Note the names of the SEC enforcement attorneys involved in the case have not been publicly revealed, they are identified by number. The report states that potential insider trading occurred in a "large financial services company" and also in a "global oil company".
The report reached the following conclusions:
Our investigation revealed suspicious activity, appearances of improprieties, and evidence of possible trading on nonpublic information, and/or potential insider trading, on the part of SEC Enforcement attorneys #l and #2 Because of the seriousness of the information that the OIG investigation uncovered; we have referred the matter to the United States Attorney's Office of the District of Columbia's Fraud and Public Corruption Section, which is conducting an investigation of possible criminal and civil violations together with the Federal Bureau of Investigation.The report also states that sworn testimony was taken from 13 SEC enforcement employees, including #1, #2 and #3, which suggests that #1 and #2 likely lied in sworn testimony a la Martha Stewart, in the midst of an insider trading investigation.

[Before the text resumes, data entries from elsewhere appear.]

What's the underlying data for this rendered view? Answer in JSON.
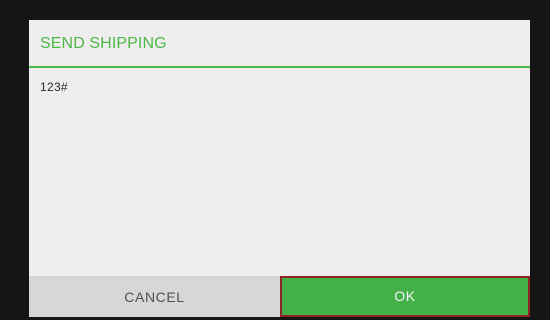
{
  "dialog": {
    "title": "SEND SHIPPING",
    "message": "123#",
    "cancel_label": "CANCEL",
    "ok_label": "OK"
  },
  "colors": {
    "accent": "#4cb848",
    "ok_button": "#44b048",
    "ok_focus_border": "#8e2424",
    "cancel_button": "#d7d7d7",
    "dialog_background": "#eeeeee",
    "backdrop": "#151515"
  }
}
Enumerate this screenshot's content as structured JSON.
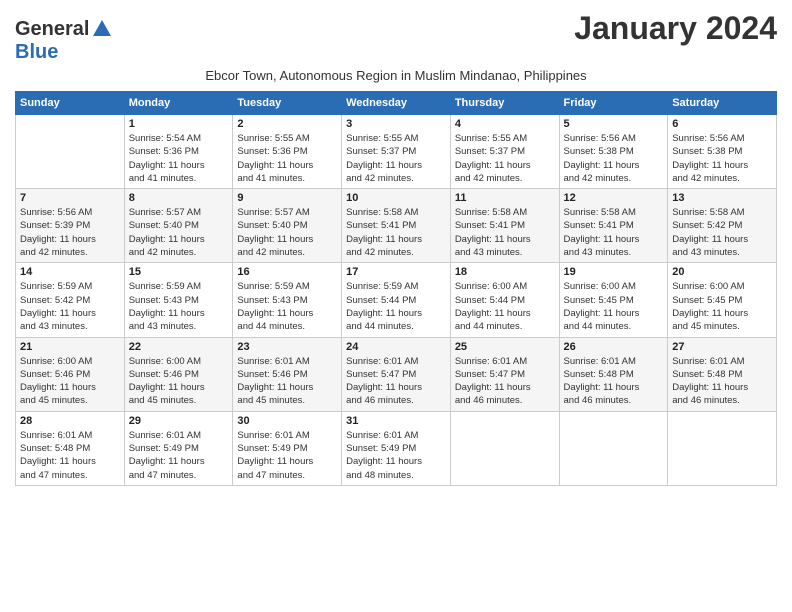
{
  "header": {
    "logo_general": "General",
    "logo_blue": "Blue",
    "month_title": "January 2024",
    "subtitle": "Ebcor Town, Autonomous Region in Muslim Mindanao, Philippines"
  },
  "days_of_week": [
    "Sunday",
    "Monday",
    "Tuesday",
    "Wednesday",
    "Thursday",
    "Friday",
    "Saturday"
  ],
  "weeks": [
    [
      {
        "day": "",
        "info": ""
      },
      {
        "day": "1",
        "info": "Sunrise: 5:54 AM\nSunset: 5:36 PM\nDaylight: 11 hours\nand 41 minutes."
      },
      {
        "day": "2",
        "info": "Sunrise: 5:55 AM\nSunset: 5:36 PM\nDaylight: 11 hours\nand 41 minutes."
      },
      {
        "day": "3",
        "info": "Sunrise: 5:55 AM\nSunset: 5:37 PM\nDaylight: 11 hours\nand 42 minutes."
      },
      {
        "day": "4",
        "info": "Sunrise: 5:55 AM\nSunset: 5:37 PM\nDaylight: 11 hours\nand 42 minutes."
      },
      {
        "day": "5",
        "info": "Sunrise: 5:56 AM\nSunset: 5:38 PM\nDaylight: 11 hours\nand 42 minutes."
      },
      {
        "day": "6",
        "info": "Sunrise: 5:56 AM\nSunset: 5:38 PM\nDaylight: 11 hours\nand 42 minutes."
      }
    ],
    [
      {
        "day": "7",
        "info": "Sunrise: 5:56 AM\nSunset: 5:39 PM\nDaylight: 11 hours\nand 42 minutes."
      },
      {
        "day": "8",
        "info": "Sunrise: 5:57 AM\nSunset: 5:40 PM\nDaylight: 11 hours\nand 42 minutes."
      },
      {
        "day": "9",
        "info": "Sunrise: 5:57 AM\nSunset: 5:40 PM\nDaylight: 11 hours\nand 42 minutes."
      },
      {
        "day": "10",
        "info": "Sunrise: 5:58 AM\nSunset: 5:41 PM\nDaylight: 11 hours\nand 42 minutes."
      },
      {
        "day": "11",
        "info": "Sunrise: 5:58 AM\nSunset: 5:41 PM\nDaylight: 11 hours\nand 43 minutes."
      },
      {
        "day": "12",
        "info": "Sunrise: 5:58 AM\nSunset: 5:41 PM\nDaylight: 11 hours\nand 43 minutes."
      },
      {
        "day": "13",
        "info": "Sunrise: 5:58 AM\nSunset: 5:42 PM\nDaylight: 11 hours\nand 43 minutes."
      }
    ],
    [
      {
        "day": "14",
        "info": "Sunrise: 5:59 AM\nSunset: 5:42 PM\nDaylight: 11 hours\nand 43 minutes."
      },
      {
        "day": "15",
        "info": "Sunrise: 5:59 AM\nSunset: 5:43 PM\nDaylight: 11 hours\nand 43 minutes."
      },
      {
        "day": "16",
        "info": "Sunrise: 5:59 AM\nSunset: 5:43 PM\nDaylight: 11 hours\nand 44 minutes."
      },
      {
        "day": "17",
        "info": "Sunrise: 5:59 AM\nSunset: 5:44 PM\nDaylight: 11 hours\nand 44 minutes."
      },
      {
        "day": "18",
        "info": "Sunrise: 6:00 AM\nSunset: 5:44 PM\nDaylight: 11 hours\nand 44 minutes."
      },
      {
        "day": "19",
        "info": "Sunrise: 6:00 AM\nSunset: 5:45 PM\nDaylight: 11 hours\nand 44 minutes."
      },
      {
        "day": "20",
        "info": "Sunrise: 6:00 AM\nSunset: 5:45 PM\nDaylight: 11 hours\nand 45 minutes."
      }
    ],
    [
      {
        "day": "21",
        "info": "Sunrise: 6:00 AM\nSunset: 5:46 PM\nDaylight: 11 hours\nand 45 minutes."
      },
      {
        "day": "22",
        "info": "Sunrise: 6:00 AM\nSunset: 5:46 PM\nDaylight: 11 hours\nand 45 minutes."
      },
      {
        "day": "23",
        "info": "Sunrise: 6:01 AM\nSunset: 5:46 PM\nDaylight: 11 hours\nand 45 minutes."
      },
      {
        "day": "24",
        "info": "Sunrise: 6:01 AM\nSunset: 5:47 PM\nDaylight: 11 hours\nand 46 minutes."
      },
      {
        "day": "25",
        "info": "Sunrise: 6:01 AM\nSunset: 5:47 PM\nDaylight: 11 hours\nand 46 minutes."
      },
      {
        "day": "26",
        "info": "Sunrise: 6:01 AM\nSunset: 5:48 PM\nDaylight: 11 hours\nand 46 minutes."
      },
      {
        "day": "27",
        "info": "Sunrise: 6:01 AM\nSunset: 5:48 PM\nDaylight: 11 hours\nand 46 minutes."
      }
    ],
    [
      {
        "day": "28",
        "info": "Sunrise: 6:01 AM\nSunset: 5:48 PM\nDaylight: 11 hours\nand 47 minutes."
      },
      {
        "day": "29",
        "info": "Sunrise: 6:01 AM\nSunset: 5:49 PM\nDaylight: 11 hours\nand 47 minutes."
      },
      {
        "day": "30",
        "info": "Sunrise: 6:01 AM\nSunset: 5:49 PM\nDaylight: 11 hours\nand 47 minutes."
      },
      {
        "day": "31",
        "info": "Sunrise: 6:01 AM\nSunset: 5:49 PM\nDaylight: 11 hours\nand 48 minutes."
      },
      {
        "day": "",
        "info": ""
      },
      {
        "day": "",
        "info": ""
      },
      {
        "day": "",
        "info": ""
      }
    ]
  ]
}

The OIG investigation disclosed that approximately two months before an investigation of a large health care company was opened in her Assistant group, #2 sold all of her shares of stock in the company. We also found that #2 purchased additional shares of a global oil company's stock both a few days and a couple of weeks after a formal investigation was opened by her friend who occupies the office next to her. [#2] also sold shares of that company's stock two days before an inquiry was opened in that matter.

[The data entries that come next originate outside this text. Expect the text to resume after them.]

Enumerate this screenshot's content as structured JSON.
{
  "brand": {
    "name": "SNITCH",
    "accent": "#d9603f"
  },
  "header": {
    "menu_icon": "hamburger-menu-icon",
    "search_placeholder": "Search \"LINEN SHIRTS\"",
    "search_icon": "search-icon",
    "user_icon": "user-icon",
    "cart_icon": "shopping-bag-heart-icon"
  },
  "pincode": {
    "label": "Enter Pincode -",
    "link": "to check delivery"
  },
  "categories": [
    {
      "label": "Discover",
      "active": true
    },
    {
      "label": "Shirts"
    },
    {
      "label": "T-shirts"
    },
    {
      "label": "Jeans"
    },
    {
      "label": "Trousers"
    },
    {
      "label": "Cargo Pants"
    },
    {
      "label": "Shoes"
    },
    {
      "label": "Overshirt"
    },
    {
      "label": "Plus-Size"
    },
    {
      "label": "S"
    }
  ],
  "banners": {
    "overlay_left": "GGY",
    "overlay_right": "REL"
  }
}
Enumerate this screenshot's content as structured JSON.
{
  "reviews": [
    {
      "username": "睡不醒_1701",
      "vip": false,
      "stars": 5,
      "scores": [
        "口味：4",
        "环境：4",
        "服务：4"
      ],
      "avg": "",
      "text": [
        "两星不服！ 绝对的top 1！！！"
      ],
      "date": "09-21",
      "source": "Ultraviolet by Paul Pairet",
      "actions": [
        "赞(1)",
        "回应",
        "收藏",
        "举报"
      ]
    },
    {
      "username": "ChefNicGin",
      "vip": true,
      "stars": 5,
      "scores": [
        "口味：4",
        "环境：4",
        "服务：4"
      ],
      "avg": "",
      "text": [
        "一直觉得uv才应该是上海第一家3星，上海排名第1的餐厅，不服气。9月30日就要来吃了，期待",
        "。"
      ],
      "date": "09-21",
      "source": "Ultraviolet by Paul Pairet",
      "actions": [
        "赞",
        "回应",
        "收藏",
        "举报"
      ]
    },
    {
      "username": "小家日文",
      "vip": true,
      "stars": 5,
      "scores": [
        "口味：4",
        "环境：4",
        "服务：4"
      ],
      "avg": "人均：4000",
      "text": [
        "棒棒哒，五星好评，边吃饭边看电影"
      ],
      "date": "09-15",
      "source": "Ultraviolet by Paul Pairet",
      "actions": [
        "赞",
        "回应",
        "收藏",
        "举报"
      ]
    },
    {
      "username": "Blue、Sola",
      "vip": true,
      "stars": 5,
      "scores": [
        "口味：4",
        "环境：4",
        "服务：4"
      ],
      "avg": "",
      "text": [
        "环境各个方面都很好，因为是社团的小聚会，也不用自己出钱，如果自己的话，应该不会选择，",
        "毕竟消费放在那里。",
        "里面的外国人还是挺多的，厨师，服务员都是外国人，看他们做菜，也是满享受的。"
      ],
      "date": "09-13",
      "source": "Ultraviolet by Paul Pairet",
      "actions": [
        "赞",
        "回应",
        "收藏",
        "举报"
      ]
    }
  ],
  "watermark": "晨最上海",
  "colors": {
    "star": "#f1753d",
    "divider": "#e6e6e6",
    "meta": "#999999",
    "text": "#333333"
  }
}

We also found that both [# 1] and[# 2} traded in the stock of a large financial
services company, even though their fellow Enforcement attorney: [#3 ]became aware of three separate enforcement investigations of that company.[*3 ]credibly testified that she told [ #1 ]and [#2 ]during their regular weekly lunches that she could not purchase additional stock in this company because she had become aware of the investigations. Yet #1 and #2 did trade in this particular company, although incredibly, they both deny remembering #3 telling them about any of these investigations.
We also found that #2, #1 and #3 committed violations of different aspects of the SEC's securities reporting requirements of Rule 5.